Parallelizing Ant Colony Optimization Via Area Of Expertise Learning

Download Parallelizing Ant Colony Optimization Via Area Of Expertise Learning PDF/ePub or read online books in Mobi eBooks. Click Download or Read Online button to get Parallelizing Ant Colony Optimization Via Area Of Expertise Learning book now. This website allows unlimited access to, at the time of writing, more than 1.5 million titles, including hundreds of thousands of titles in various foreign languages.
Parallel Metaheuristics

Solving complex optimization problems with parallel metaheuristics Parallel Metaheuristics brings together an international group of experts in parallelism and metaheuristics to provide a much-needed synthesis of these two fields. Readers discover how metaheuristic techniques can provide useful and practical solutions for a wide range of problems and application domains, with an emphasis on the fields of telecommunications and bioinformatics. This volume fills a long-existing gap, allowing researchers and practitioners to develop efficient metaheuristic algorithms to find solutions. The book is divided into three parts: * Part One: Introduction to Metaheuristics and Parallelism, including an Introduction to Metaheuristic Techniques, Measuring the Performance of Parallel Metaheuristics, New Technologies in Parallelism, and a head-to-head discussion on Metaheuristics and Parallelism * Part Two: Parallel Metaheuristic Models, including Parallel Genetic Algorithms, Parallel Genetic Programming, Parallel Evolution Strategies, Parallel Ant Colony Algorithms, Parallel Estimation of Distribution Algorithms, Parallel Scatter Search, Parallel Variable Neighborhood Search, Parallel Simulated Annealing, Parallel Tabu Search, Parallel GRASP, Parallel Hybrid Metaheuristics, Parallel Multi-Objective Optimization, and Parallel Heterogeneous Metaheuristics * Part Three: Theory and Applications, including Theory of Parallel Genetic Algorithms, Parallel Metaheuristics Applications, Parallel Metaheuristics in Telecommunications, and a final chapter on Bioinformatics and Parallel Metaheuristics Each self-contained chapter begins with clear overviews and introductions that bring the reader up to speed, describes basic techniques, and ends with a reference list for further study.

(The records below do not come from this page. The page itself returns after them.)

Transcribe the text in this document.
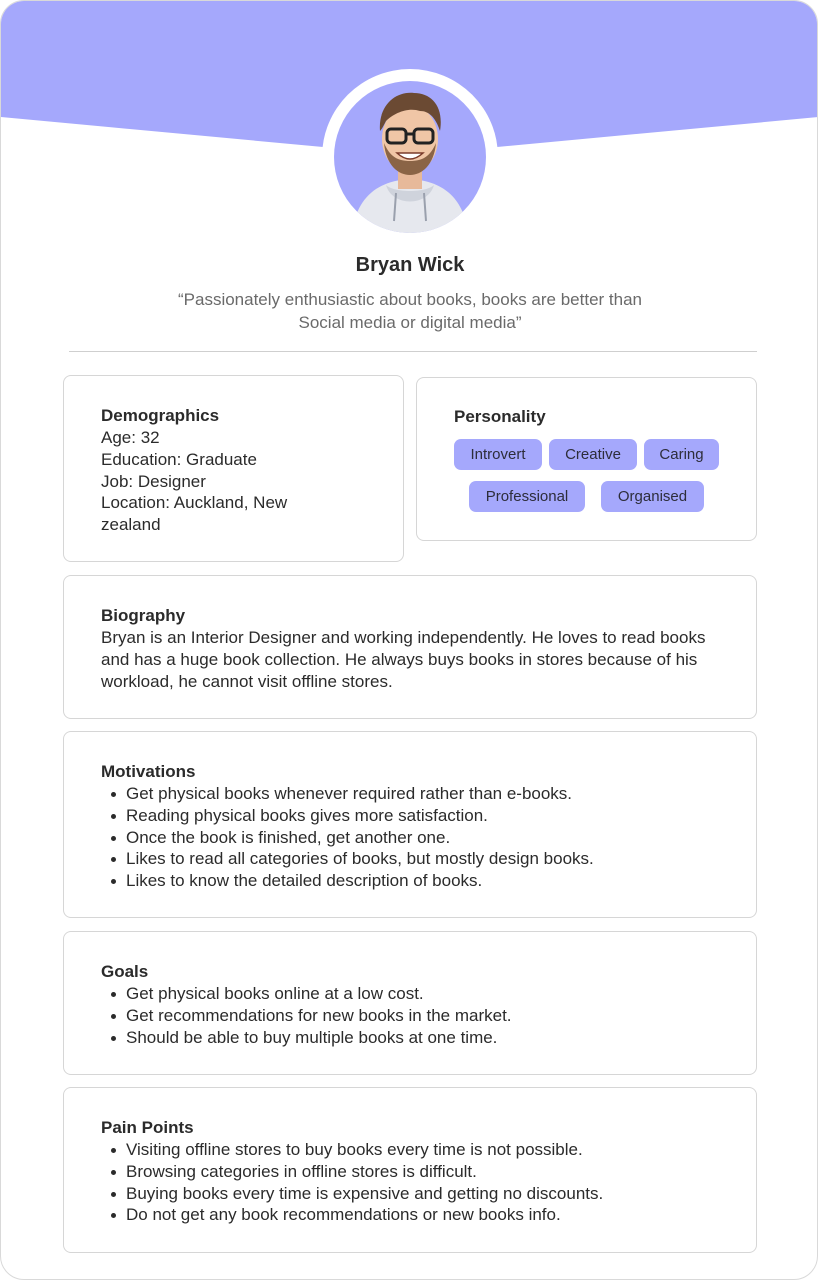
Bryan Wick
“Passionately enthusiastic about books, books are better than Social media or digital media”
Demographics
Age: 32
Education: Graduate
Job: Designer
Location: Auckland, New zealand
Personality
Introvert	Creative	Caring
Professional	Organised
Biography
Bryan is an Interior Designer and working independently. He loves to read books and has a huge book collection. He always buys books in stores because of his workload, he cannot visit offline stores.
Motivations
Get physical books whenever required rather than e-books.
Reading physical books gives more satisfaction.
Once the book is finished, get another one.
Likes to read all categories of books, but mostly design books.
Likes to know the detailed description of books.
Goals
Get physical books online at a low cost.
Get recommendations for new books in the market.
Should be able to buy multiple books at one time.
Pain Points
Visiting offline stores to buy books every time is not possible.
Browsing categories in offline stores is difficult.
Buying books every time is expensive and getting no discounts.
Do not get any book recommendations or new books info.
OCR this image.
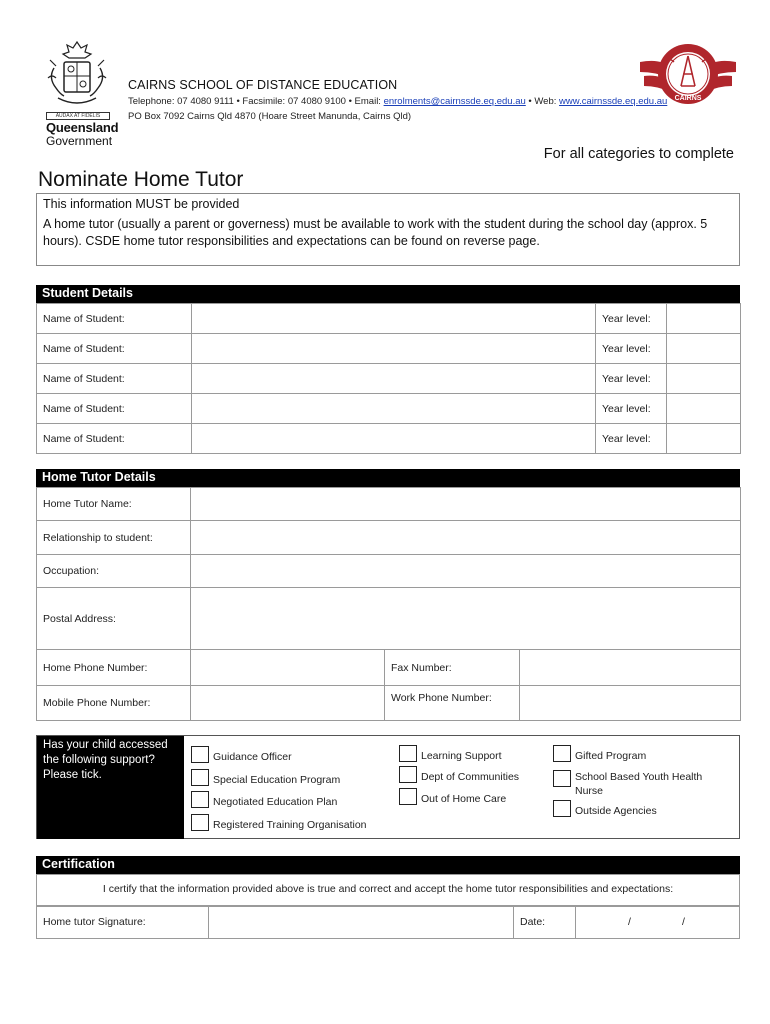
AUDAX AT FIDELIS
Queensland
Government
CAIRNS SCHOOL OF DISTANCE EDUCATION
Telephone: 07 4080 9111 • Facsimile: 07 4080 9100 • Email: enrolments@cairnssde.eq.edu.au • Web: www.cairnssde.eq.edu.au
PO Box 7092 Cairns Qld 4870 (Hoare Street Manunda, Cairns Qld)
CAIRNS
For all categories to complete
Nominate Home Tutor
This information MUST be provided
A home tutor (usually a parent or governess) must be available to work with the student during the school day (approx. 5 hours). CSDE home tutor responsibilities and expectations can be found on reverse page.
Student Details
Name of Student:		Year level:	
Name of Student:		Year level:	
Name of Student:		Year level:	
Name of Student:		Year level:	
Name of Student:		Year level:	
Home Tutor Details
Home Tutor Name:			
Relationship to student:			
Occupation:			
Postal Address:			
Home Phone Number:		Fax Number:	
Mobile Phone Number:		Work Phone Number:	
Has your child accessed the following support? Please tick.
Guidance Officer
Special Education Program
Negotiated Education Plan
Registered Training Organisation
Learning Support
Dept of Communities
Out of Home Care
Gifted Program
School Based Youth Health Nurse
Outside Agencies
Certification
I certify that the information provided above is true and correct and accept the home tutor responsibilities and expectations:
Home tutor Signature:	Date:	/	/
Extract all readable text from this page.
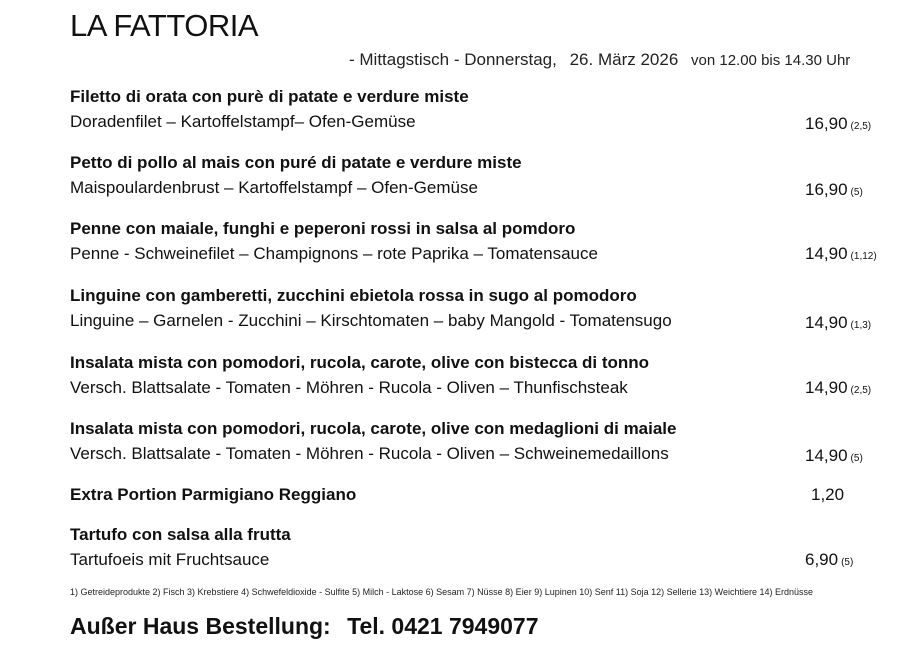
LA FATTORIA
- Mittagstisch - Donnerstag, 26. März 2026 von 12.00 bis 14.30 Uhr
Filetto di orata con purè di patate e verdure miste
Doradenfilet – Kartoffelstampf– Ofen-Gemüse	16,90 (2,5)
Petto di pollo al mais con puré di patate e verdure miste
Maispoulardenbrust – Kartoffelstampf – Ofen-Gemüse	16,90 (5)
Penne con maiale, funghi e peperoni rossi in salsa al pomdoro
Penne - Schweinefilet – Champignons – rote Paprika – Tomatensauce	14,90 (1,12)
Linguine con gamberetti, zucchini ebietola rossa in sugo al pomodoro
Linguine – Garnelen - Zucchini – Kirschtomaten – baby Mangold - Tomatensugo	14,90 (1,3)
Insalata mista con pomodori, rucola, carote, olive con bistecca di tonno
Versch. Blattsalate - Tomaten - Möhren - Rucola - Oliven – Thunfischsteak	14,90 (2,5)
Insalata mista con pomodori, rucola, carote, olive con medaglioni di maiale
Versch. Blattsalate - Tomaten - Möhren - Rucola - Oliven – Schweinemedaillons	14,90 (5)
Extra Portion Parmigiano Reggiano	1,20
Tartufo con salsa alla frutta
Tartufoeis mit Fruchtsauce	6,90 (5)
1) Getreideprodukte 2) Fisch 3) Krebstiere 4) Schwefeldioxide - Sulfite 5) Milch - Laktose 6) Sesam 7) Nüsse 8) Eier 9) Lupinen 10) Senf 11) Soja 12) Sellerie 13) Weichtiere 14) Erdnüsse
Außer Haus Bestellung: Tel. 0421 7949077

Packed with numerous tables and figures to illustrate the complex theory and processes, this comprehensive volume also includes numerous practical real-world optimization problems and their solutions. This is essential reading for students and researchers in computer science, mathematics, and engineering who deal with parallelism, metaheuristics, and optimization in general.
Parallel Problem Solving from Nature, PPSN XI

We are very pleased to present to you this LNCS volume, the proceedings of the 11th International Conference on Parallel Problem Solving from Nature (PPSN 2010). PPSN is one of the most respected and highly regarded c- ference series in evolutionary computation, and indeed in natural computation aswell.Thisbiennialeventwas?rstheldinDortmundin1990, andtheninBr- sels (1992), Jerusalem (1994), Berlin (1996), Amsterdam (1998), Paris (2000), Granada (2002), Birmingham (2004), Reykjavik (2006) and again in Dortmund in 2008. PPSN 2010 received 232 submissions. After an extensive peer review p- cess involving more than 180 reviewers, the program committee chairs went through all the review reports and ranked the papers according to the revi- ers’comments. Each paper wasevaluated by at least three reviewers.Additional reviewers from the appropriate branches of science were invoked to review into disciplinary papers. The top 128 papers were ?nally selected for inclusion in the proceedings and presentation at the conference. This represents an acceptance rate of 55%, which guarantees that PPSN will continue to be one of the c- ferences of choice for bio-inspired computing and metaheuristics researchers all over the world who value the quality over the size of a conference. The papers included in the proceedingsvolumes covera wide range of topics, fromevolutionarycomputationto swarmintelligence, frombio-inspiredcomp- ing to real-world applications. Machine learning and mathematical games s- portedbyevolutionaryalgorithmsaswellasmemetic, agent-orientedsystemsare also represented. They all are the latest and best in natural computation. The proceedings are composed of two volumes divided into nine thematic sections.